Medeniyet nedir diye sorulduğunda birçok cevap almak mümkündür.  Ölçümde kıstas nedir peki. Medeniyet çağdaşlığı yakalamak mıdır, uygarlık mıdır?  Medeniyetler çatışması. Kavramı doğru mudur? M. Kemal, Türk halkına “Muhasır medeniyeti." hedef gösterirken nasıl bir toplumu olmamızı istemiştir. Benim tarifimde medeniyet kısaca akılcılıktır, yaşamı algılayarak yaşamak ve yaşam ortamını iyileştirme uğraşıdır. Yaşamın sosyal, ekonomik, teknik ve tıp olmak üzere çeşitli alanlarında insanlık adına yapılan uğraşlardır. Fakat en önemlileri,  insana düşün gücü veren eğitmenlik ve sağlıklı kalması için uğraş veren Tıp’tır. İnsan olmak, medeniyetin ilk şartıdır. Gerçeğe yüzünü dönmektir. İnsanın doğuşuyla birlikte başlayan, tamamlanabilme çabasıdır. 

Medeniyet kelimesinin kökü Medine şehrinden, yani Müslüman Arapçadan türemesine rağmen, ne hikmetse dünya milletleri içerisinde bilim ve görgü alanında, en geri kalmış ülkeler Müslüman ülkeleridir. Medeniyet ve uygarlık kavramları çoğunlukla aynı anlamda kullanılır ama farklılıkları vardır. Uygarlığın medeniyete göre daha geniş bir anlam taşıdığı bir gerçektir. Uygarlık kavramı da medeniyet gibi, asırlar boyunca süren evrimleşme ve akıl yolunun getirdiği deneyimler ile insan yaşamındaki kalite artışının belirgin bir şekilde ortaya çıkmasıdır. Fakat uygarlıkta esas alınan değerler, durağan değildir. İnsan aklının yaşadığı zaman dilimi içerisinde ulaşabildiği, bilim ve teknolojisinin, sanatın ve edebiyatın katkısı ile ortaya çıkan ve tüm insanlık adına yaratılan eserlerin,  kazanımların evrenselliği söz konusudur.      

"Evrensel değerler" Çağdaş bir toplum olmak için en önemli kriterlerdir. Çağdaş toplumun nüveleri, evrensel değerleri benimseyen, yaşamı değerli kılan tabiatın tüm canlılarına değer veren, medeni olmaya özen gösteren ve o yoldan sapmayan insanlar değil midir?  Evrensel dediğimiz değerlerden biri  "gerçeğe saygıdır"  Saygının anlamı sevgiden ötedir.
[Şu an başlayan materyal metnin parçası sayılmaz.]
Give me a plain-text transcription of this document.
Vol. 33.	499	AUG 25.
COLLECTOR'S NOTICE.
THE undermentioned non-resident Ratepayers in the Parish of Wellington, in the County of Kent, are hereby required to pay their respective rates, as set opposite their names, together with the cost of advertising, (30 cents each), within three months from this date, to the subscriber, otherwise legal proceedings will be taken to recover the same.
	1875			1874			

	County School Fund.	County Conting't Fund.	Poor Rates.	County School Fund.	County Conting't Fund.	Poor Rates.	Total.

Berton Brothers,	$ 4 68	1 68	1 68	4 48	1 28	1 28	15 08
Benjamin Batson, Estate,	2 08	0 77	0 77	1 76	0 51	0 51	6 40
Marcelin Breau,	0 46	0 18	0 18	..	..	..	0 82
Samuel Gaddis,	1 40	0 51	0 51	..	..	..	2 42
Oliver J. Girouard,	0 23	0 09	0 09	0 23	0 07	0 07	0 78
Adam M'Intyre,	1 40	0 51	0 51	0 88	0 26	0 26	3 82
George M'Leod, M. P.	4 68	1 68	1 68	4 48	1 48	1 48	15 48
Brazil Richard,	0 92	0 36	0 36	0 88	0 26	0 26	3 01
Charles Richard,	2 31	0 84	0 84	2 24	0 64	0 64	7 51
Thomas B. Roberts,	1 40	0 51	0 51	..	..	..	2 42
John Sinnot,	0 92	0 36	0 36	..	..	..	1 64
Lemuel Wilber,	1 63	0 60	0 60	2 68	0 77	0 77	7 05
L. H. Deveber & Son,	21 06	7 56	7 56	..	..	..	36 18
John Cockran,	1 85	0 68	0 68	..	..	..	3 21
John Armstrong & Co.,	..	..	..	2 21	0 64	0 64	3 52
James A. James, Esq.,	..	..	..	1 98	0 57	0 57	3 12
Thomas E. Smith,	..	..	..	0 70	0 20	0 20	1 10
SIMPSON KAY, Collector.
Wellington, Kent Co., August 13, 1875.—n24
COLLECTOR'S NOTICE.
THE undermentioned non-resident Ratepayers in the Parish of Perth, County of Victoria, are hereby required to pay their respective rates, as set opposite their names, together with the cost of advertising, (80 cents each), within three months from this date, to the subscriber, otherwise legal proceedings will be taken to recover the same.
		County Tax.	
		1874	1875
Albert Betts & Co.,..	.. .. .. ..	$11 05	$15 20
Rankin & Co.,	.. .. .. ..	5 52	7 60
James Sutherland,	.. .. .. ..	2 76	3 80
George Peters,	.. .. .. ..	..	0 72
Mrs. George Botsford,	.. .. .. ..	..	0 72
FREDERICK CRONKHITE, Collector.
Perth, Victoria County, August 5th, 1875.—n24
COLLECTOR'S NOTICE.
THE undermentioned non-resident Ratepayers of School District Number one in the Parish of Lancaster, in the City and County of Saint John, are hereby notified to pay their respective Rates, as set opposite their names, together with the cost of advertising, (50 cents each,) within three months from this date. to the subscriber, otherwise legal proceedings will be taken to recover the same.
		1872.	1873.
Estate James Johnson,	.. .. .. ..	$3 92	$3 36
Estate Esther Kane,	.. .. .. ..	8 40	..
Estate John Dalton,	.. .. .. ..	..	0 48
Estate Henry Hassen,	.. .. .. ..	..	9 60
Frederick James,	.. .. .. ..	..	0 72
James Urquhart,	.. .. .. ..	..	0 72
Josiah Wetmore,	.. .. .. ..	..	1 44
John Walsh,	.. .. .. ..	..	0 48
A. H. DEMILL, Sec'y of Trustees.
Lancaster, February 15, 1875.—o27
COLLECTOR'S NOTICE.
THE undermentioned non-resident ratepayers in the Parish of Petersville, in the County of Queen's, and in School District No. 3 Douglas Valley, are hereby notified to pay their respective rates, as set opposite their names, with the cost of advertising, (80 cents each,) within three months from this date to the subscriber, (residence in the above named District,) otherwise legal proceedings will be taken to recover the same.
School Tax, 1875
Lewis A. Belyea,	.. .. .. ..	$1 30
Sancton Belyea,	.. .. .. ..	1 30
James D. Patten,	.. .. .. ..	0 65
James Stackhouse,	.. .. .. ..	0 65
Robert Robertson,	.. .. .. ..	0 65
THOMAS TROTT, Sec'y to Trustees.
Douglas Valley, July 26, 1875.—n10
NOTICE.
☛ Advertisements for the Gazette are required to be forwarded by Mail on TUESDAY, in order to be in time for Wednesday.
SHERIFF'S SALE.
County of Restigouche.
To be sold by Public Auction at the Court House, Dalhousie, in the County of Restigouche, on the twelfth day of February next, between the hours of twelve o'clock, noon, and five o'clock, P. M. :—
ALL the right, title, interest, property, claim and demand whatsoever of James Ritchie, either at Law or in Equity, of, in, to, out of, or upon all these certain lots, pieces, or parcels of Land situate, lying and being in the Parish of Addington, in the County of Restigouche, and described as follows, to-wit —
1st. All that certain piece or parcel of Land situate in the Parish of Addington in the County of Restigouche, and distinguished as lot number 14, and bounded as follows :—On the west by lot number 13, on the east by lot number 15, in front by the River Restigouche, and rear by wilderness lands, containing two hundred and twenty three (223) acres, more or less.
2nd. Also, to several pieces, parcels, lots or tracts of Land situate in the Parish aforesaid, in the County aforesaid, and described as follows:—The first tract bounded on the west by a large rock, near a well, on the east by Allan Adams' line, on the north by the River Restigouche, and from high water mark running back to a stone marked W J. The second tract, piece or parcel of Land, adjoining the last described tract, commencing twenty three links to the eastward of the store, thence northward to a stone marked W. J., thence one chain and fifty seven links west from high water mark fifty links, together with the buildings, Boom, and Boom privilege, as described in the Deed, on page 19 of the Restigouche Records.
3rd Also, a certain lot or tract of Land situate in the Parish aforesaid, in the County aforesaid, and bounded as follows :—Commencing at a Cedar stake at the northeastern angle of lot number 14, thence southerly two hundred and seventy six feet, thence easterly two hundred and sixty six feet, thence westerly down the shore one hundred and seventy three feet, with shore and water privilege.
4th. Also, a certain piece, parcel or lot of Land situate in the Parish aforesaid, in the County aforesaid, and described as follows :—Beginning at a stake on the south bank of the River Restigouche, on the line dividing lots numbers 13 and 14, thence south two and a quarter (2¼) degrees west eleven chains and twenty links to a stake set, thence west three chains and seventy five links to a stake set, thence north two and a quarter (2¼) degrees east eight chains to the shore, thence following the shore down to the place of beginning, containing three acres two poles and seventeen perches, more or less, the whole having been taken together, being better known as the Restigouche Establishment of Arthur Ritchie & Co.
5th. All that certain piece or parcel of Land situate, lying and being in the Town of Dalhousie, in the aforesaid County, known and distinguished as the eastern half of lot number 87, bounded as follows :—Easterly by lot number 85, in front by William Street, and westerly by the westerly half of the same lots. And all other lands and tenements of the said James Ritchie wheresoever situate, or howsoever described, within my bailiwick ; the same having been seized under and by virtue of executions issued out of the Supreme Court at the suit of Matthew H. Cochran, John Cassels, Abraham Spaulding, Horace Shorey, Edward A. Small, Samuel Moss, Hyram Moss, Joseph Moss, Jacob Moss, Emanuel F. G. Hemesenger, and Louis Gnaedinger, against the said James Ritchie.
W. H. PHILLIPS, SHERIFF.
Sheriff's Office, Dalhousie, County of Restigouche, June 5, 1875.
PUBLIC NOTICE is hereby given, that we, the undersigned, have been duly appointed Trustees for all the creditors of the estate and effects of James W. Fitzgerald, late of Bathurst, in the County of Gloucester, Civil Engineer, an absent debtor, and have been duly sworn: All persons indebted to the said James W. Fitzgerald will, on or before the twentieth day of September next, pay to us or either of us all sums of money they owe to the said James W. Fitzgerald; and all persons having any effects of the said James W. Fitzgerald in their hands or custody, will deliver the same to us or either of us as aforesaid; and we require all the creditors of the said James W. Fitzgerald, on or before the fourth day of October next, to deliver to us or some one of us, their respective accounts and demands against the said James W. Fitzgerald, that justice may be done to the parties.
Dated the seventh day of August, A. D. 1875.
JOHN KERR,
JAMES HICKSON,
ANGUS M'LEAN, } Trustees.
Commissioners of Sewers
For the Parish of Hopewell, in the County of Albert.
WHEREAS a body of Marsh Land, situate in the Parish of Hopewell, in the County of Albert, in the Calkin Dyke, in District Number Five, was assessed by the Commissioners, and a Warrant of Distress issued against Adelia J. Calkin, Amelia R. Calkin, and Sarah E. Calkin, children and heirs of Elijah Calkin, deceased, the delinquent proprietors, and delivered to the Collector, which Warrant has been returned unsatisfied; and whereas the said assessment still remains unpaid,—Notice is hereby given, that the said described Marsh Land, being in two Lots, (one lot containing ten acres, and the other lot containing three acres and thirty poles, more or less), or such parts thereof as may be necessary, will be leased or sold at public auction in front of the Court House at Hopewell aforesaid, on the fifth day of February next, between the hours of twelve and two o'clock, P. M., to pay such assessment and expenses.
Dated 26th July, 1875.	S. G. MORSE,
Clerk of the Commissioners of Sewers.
Düşünce ve insani değerlerin varlığını tanımadır.  (Respect’tir.) Bireyin öncelikle kendisini tanıması, kendini değerli kılması insan olarak var oluşuna saygı duyması gerekir.   Medeni insan, yaşadığı ortama ve topluma saygılıdır. Gerçeğe saygı, o gün için var olan gerçekliği yadsımamak, saptırmamak ve doğrudan algılayarak buna uygun davranmaktır. Sözün özü; bir toplumdaki bireylerden "gerçekliğe saygı" ve "kişisel bütünlük" kavramlarını benimseyenlerin sayısı ne kadar çoksa, uygarlık dereceleri de o düzeydedir.                                                                        

Olan bir şeyi yok saymak veya olmayanı var saymak arasında ahlaki erozyon yönünde hiçbir fark yoktur. Kişinin yüzü gerçeğe dönük olmalıdır. Kişisel bütünlüğü olmayan bireyler, içlerinde ömür boyu sürecek bir boşluk duygusu yaşarlar. Çünkü özü ve sözü bir değildirler.  Toplumun aidiyet yasaları da salt gerçeklere ve günün koşullarına göre ama gerçekler esas alınarak, sadece insana yararlılığı ele alınarak düzenlenmesi, çağdaşlığın gerekliliği değil midir?                                                           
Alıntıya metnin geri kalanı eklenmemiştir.